Foi na troca de versos que algo se abriu. Entre páginas de capa azul, passaram a esconder bilhetes breves. Não eram declarações; eram perguntas. “Você também sente?”, escreveu ele certa vez. Carmen levou horas para responder. “Sempre senti.”

O amor não chegou como tempestade, mas como infiltração. Instalou-se nos intervalos: entre a missa e o almoço de domingo, entre a louça secando e a rua escurecendo. A primeira vez que as mãos dele tocaram as suas foi sob a figueira antiga do adro. O toque poderia ter sido acidental, não fosse a permanência. Um segundo a mais. Depois outro.

Foi esse acréscimo mínimo que a desarmou.

Na casa abandonada à margem do rio, beijaram-se pela primeira vez. O contato foi lento, quase solene, como se repetissem um rito antigo. Carmen sentiu o mundo reduzir-se à temperatura da boca de Augusto. Quando as mãos dele deslizaram por suas costas, sob o tecido leve do vestido, algo nela cedeu, não como queda, mas como entrega consciente.

Era desejo, mas era também descoberta: seu corpo possuía uma linguagem que jamais lhe fora ensinada. E aprendeu.

Cada encontro trazia o ardor e o receio. A cada regresso, Carmen tinha a impressão de que os móveis estavam ligeiramente deslocados, como se a casa também percebesse a mudança. O marido, certa noite, tocou-lhe o pulso com firmeza incomum.

– Está febril? – perguntou.

Não estava. Era outra chama.

Os murmúrios começaram discretos. Duas mulheres calaram-se quando ela atravessou a praça; o pároco demorou-se demais ao apertar sua mão.
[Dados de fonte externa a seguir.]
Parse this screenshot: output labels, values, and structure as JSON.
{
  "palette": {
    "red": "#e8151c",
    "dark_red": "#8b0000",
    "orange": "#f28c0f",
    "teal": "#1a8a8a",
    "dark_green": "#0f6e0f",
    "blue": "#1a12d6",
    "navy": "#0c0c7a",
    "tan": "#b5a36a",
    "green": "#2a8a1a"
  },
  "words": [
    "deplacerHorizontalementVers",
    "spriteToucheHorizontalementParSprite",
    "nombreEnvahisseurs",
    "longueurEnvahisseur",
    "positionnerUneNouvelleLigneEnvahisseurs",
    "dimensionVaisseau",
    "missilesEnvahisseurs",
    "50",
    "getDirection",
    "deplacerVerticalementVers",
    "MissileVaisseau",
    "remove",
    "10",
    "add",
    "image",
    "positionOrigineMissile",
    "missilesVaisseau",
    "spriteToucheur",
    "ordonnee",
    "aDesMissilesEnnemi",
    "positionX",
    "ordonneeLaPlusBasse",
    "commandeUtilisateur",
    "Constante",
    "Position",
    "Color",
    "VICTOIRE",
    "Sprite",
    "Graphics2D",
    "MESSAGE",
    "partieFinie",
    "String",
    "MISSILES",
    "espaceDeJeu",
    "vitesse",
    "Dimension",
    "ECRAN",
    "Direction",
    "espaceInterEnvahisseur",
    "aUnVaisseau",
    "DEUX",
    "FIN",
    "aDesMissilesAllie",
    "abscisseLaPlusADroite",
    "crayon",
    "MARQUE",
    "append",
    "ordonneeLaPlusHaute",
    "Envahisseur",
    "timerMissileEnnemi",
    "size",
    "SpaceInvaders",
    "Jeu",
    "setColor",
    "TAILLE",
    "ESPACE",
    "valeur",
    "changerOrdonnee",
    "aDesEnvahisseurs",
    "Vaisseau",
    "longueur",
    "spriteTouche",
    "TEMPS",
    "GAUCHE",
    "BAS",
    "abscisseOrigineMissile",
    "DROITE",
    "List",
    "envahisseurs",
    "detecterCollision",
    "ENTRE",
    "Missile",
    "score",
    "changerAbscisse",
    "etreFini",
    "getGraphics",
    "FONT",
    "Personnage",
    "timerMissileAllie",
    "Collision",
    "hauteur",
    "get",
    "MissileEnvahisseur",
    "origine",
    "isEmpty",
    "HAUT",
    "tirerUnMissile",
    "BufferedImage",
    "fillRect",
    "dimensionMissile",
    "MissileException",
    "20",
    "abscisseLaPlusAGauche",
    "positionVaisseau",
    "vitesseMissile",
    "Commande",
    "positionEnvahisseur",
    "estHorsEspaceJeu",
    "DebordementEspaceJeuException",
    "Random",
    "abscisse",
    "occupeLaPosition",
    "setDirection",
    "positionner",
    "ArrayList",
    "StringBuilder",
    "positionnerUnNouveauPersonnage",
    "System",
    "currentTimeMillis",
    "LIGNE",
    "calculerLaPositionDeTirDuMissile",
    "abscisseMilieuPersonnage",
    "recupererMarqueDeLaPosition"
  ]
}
A cidade parecia ter adquirido olhos.

Numa noite de vento forte, reencontraram-se junto ao rio. Não falaram de futuro. O corpo substituíra as promessas. O abraço em corpo desnudo foi mais demorado que de costume, como se cada centímetro de pele precisasse memorizar o outro. Carmen sentiu nos lábios de Augusto não apenas desejo, mas despedida.
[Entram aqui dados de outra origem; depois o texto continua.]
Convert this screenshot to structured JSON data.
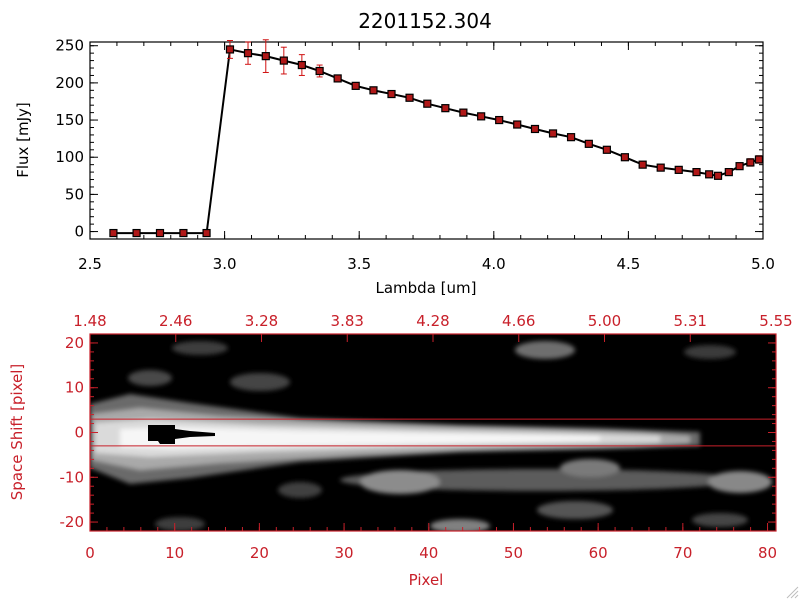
{
  "chart_data": [
    {
      "type": "line",
      "title": "2201152.304",
      "xlabel": "Lambda [um]",
      "ylabel": "Flux [mJy]",
      "xlim": [
        2.5,
        5.0
      ],
      "ylim": [
        -10,
        255
      ],
      "xticks": [
        "2.5",
        "3.0",
        "3.5",
        "4.0",
        "4.5",
        "5.0"
      ],
      "yticks": [
        "0",
        "50",
        "100",
        "150",
        "200",
        "250"
      ],
      "series_color": "#000000",
      "marker_color": "#b01818",
      "errorbar_color": "#d01010",
      "x": [
        2.587,
        2.673,
        2.76,
        2.847,
        2.933,
        3.02,
        3.087,
        3.153,
        3.22,
        3.287,
        3.353,
        3.42,
        3.487,
        3.553,
        3.62,
        3.687,
        3.753,
        3.82,
        3.887,
        3.953,
        4.02,
        4.087,
        4.153,
        4.22,
        4.287,
        4.353,
        4.42,
        4.487,
        4.553,
        4.62,
        4.687,
        4.753,
        4.8,
        4.833,
        4.873,
        4.913,
        4.953,
        4.985
      ],
      "y": [
        -2,
        -2,
        -2,
        -2,
        -2,
        245,
        240,
        236,
        230,
        224,
        216,
        206,
        196,
        190,
        185,
        180,
        172,
        166,
        160,
        155,
        150,
        144,
        138,
        132,
        127,
        118,
        110,
        100,
        90,
        86,
        83,
        80,
        77,
        75,
        80,
        88,
        93,
        97
      ],
      "yerr": [
        0,
        0,
        0,
        0,
        0,
        12,
        15,
        22,
        18,
        14,
        8,
        4,
        3,
        3,
        3,
        3,
        3,
        3,
        3,
        3,
        3,
        3,
        3,
        3,
        3,
        3,
        3,
        3,
        3,
        3,
        3,
        3,
        3,
        3,
        4,
        4,
        5,
        5
      ]
    },
    {
      "type": "heatmap",
      "xlabel": "Pixel",
      "ylabel": "Space Shift [pixel]",
      "xlim": [
        0,
        81
      ],
      "ylim": [
        -22,
        22
      ],
      "xticks": [
        "0",
        "10",
        "20",
        "30",
        "40",
        "50",
        "60",
        "70",
        "80"
      ],
      "yticks": [
        "-20",
        "-10",
        "0",
        "10",
        "20"
      ],
      "top_ticks": [
        "1.48",
        "2.46",
        "3.28",
        "3.83",
        "4.28",
        "4.66",
        "5.00",
        "5.31",
        "5.55"
      ],
      "axis_color": "#c8202a",
      "extraction_band": [
        -3,
        3
      ]
    }
  ]
}
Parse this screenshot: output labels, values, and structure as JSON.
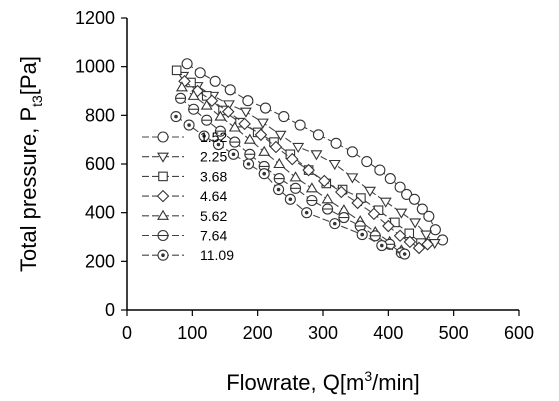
{
  "chart_data": {
    "type": "line",
    "xlabel": {
      "base": "Flowrate, Q[m",
      "sup": "3",
      "tail": "/min]"
    },
    "ylabel": {
      "base": "Total pressure, P",
      "sub": "t3",
      "tail": "[Pa]"
    },
    "xlim": [
      0,
      600
    ],
    "ylim": [
      0,
      1200
    ],
    "xticks": [
      0,
      100,
      200,
      300,
      400,
      500,
      600
    ],
    "yticks": [
      0,
      200,
      400,
      600,
      800,
      1000,
      1200
    ],
    "grid": false,
    "legend_position": "bottom-left",
    "series": [
      {
        "name": "1.52",
        "marker": "circle",
        "x": [
          92,
          112,
          135,
          158,
          185,
          212,
          240,
          265,
          293,
          320,
          345,
          367,
          387,
          403,
          418,
          428,
          440,
          452,
          462,
          472,
          483
        ],
        "y": [
          1012,
          975,
          940,
          905,
          860,
          830,
          795,
          760,
          720,
          685,
          650,
          610,
          575,
          540,
          505,
          475,
          455,
          415,
          385,
          330,
          288
        ]
      },
      {
        "name": "2.25",
        "marker": "triangle-down",
        "x": [
          86,
          108,
          132,
          156,
          182,
          208,
          235,
          262,
          290,
          318,
          345,
          372,
          396,
          420,
          441,
          458,
          471
        ],
        "y": [
          962,
          920,
          880,
          845,
          815,
          770,
          720,
          670,
          640,
          600,
          545,
          490,
          445,
          400,
          360,
          310,
          275
        ]
      },
      {
        "name": "3.68",
        "marker": "square",
        "x": [
          76,
          98,
          122,
          147,
          173,
          200,
          225,
          250,
          278,
          305,
          330,
          358,
          385,
          410,
          432,
          450
        ],
        "y": [
          985,
          935,
          880,
          820,
          770,
          730,
          690,
          640,
          575,
          520,
          495,
          460,
          410,
          360,
          315,
          275
        ]
      },
      {
        "name": "4.64",
        "marker": "diamond",
        "x": [
          88,
          108,
          130,
          155,
          180,
          205,
          228,
          253,
          278,
          302,
          328,
          353,
          378,
          400,
          418,
          433,
          447,
          460
        ],
        "y": [
          940,
          900,
          860,
          815,
          765,
          720,
          670,
          620,
          575,
          530,
          485,
          440,
          395,
          345,
          305,
          280,
          255,
          270
        ]
      },
      {
        "name": "5.62",
        "marker": "triangle-up",
        "x": [
          84,
          102,
          122,
          143,
          165,
          188,
          210,
          233,
          258,
          283,
          307,
          332,
          357,
          380,
          402,
          420
        ],
        "y": [
          915,
          880,
          840,
          795,
          750,
          700,
          650,
          600,
          545,
          500,
          455,
          410,
          365,
          320,
          280,
          245
        ]
      },
      {
        "name": "7.64",
        "marker": "circle-hline",
        "x": [
          82,
          102,
          122,
          143,
          165,
          188,
          210,
          233,
          258,
          283,
          307,
          332,
          357,
          380,
          402,
          420
        ],
        "y": [
          870,
          825,
          780,
          735,
          690,
          640,
          590,
          540,
          500,
          450,
          415,
          380,
          345,
          305,
          270,
          235
        ]
      },
      {
        "name": "11.09",
        "marker": "circle-dot",
        "x": [
          75,
          95,
          118,
          140,
          163,
          186,
          210,
          232,
          250,
          275,
          318,
          360,
          390,
          425
        ],
        "y": [
          795,
          760,
          715,
          680,
          640,
          600,
          560,
          495,
          455,
          400,
          355,
          310,
          265,
          230
        ]
      }
    ]
  }
}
– Se partirmos, murmurou ele, deixaremos mais do que lembranças.

Carmen não respondeu. Pela primeira vez, foi ela quem o beijou com urgência.
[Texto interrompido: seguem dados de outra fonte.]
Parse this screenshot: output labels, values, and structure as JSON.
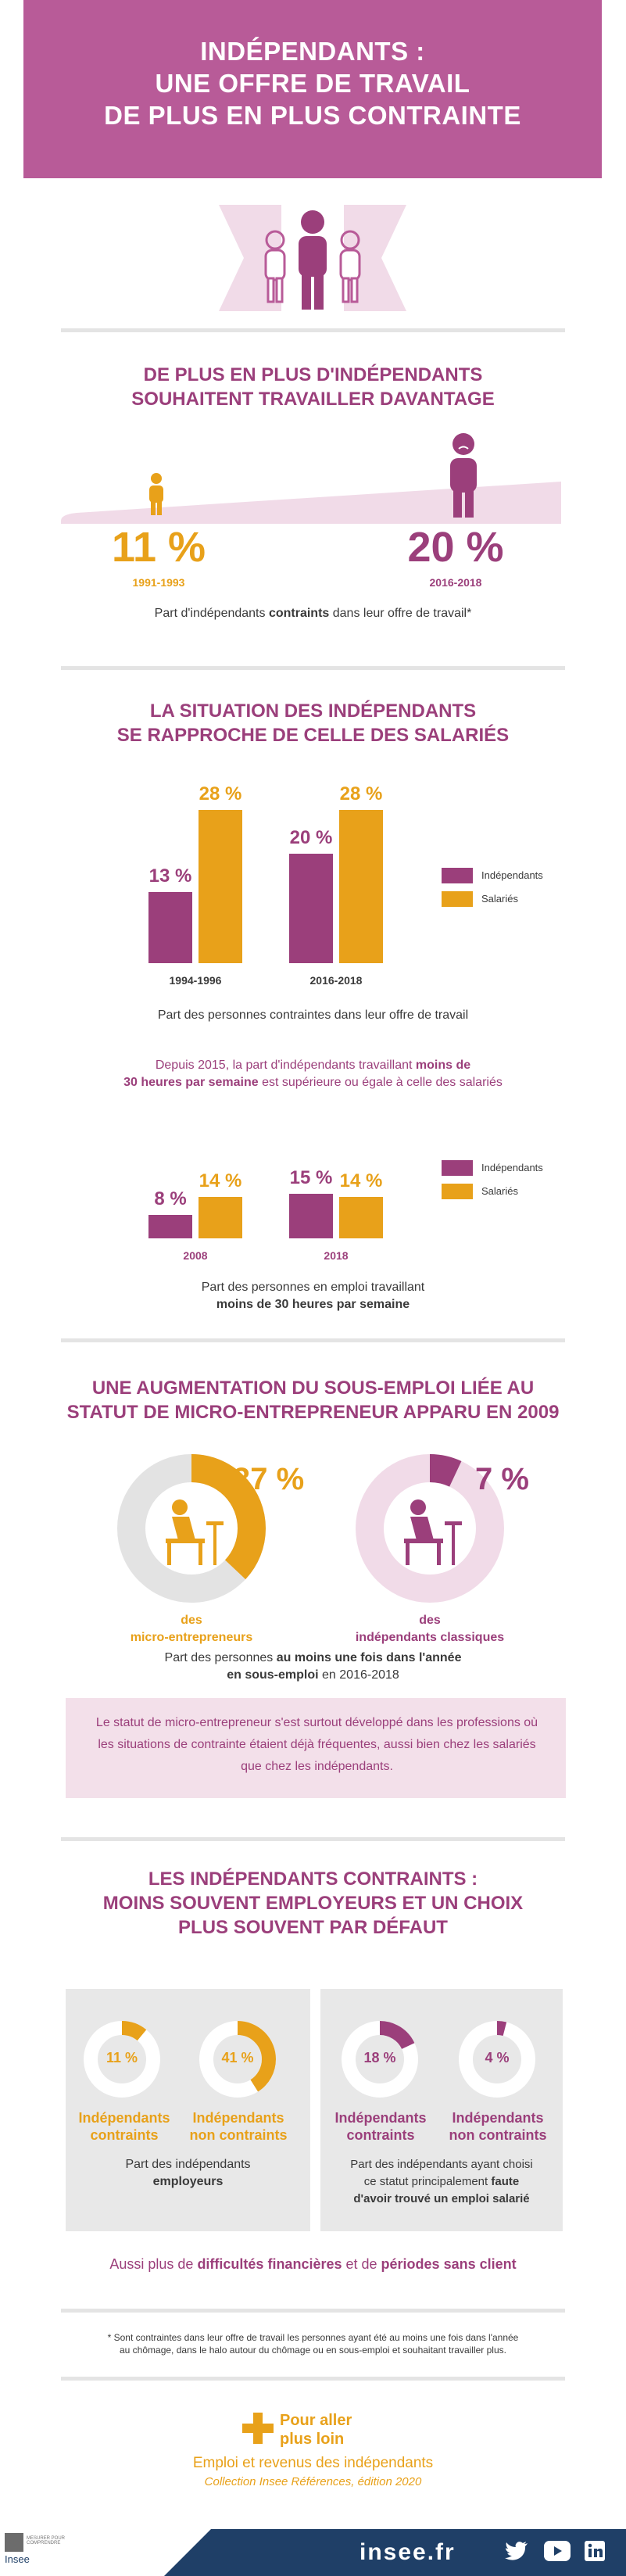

Depois disso, vieram apenas versões. Disseram tê-lo visto na estação. Disseram que nunca partiu. Disseram que o marido de Carmen visitara a biblioteca numa tarde em que ninguém mais estava ali.

Carmen permaneceu.

Continuou a acender as luzes ao entardecer e a fechar as janelas antes que o bronze dos sinos se espalhasse pelo ar. Passou a frequentar o rio com regularidade, mas nunca no mesmo horário.

Certa manhã encontrou, entre as páginas de um livro que jurava não ter aberto havia meses, um bilhete dobrado em quatro. Reconheceu a letra.

“Há caminhos que não exigem partida.”

Ela não sorriu.

Naquela noite, ao toque prolongado dos sinos, Carmen permaneceu imóvel no centro da sala. O marido a observou do vão da porta. Havia em seu semblante algo que não se podia nomear: não era saudade, nem remorso, nem esperança, mas talvez a soma inquieta de tudo aquilo que ainda não terminou.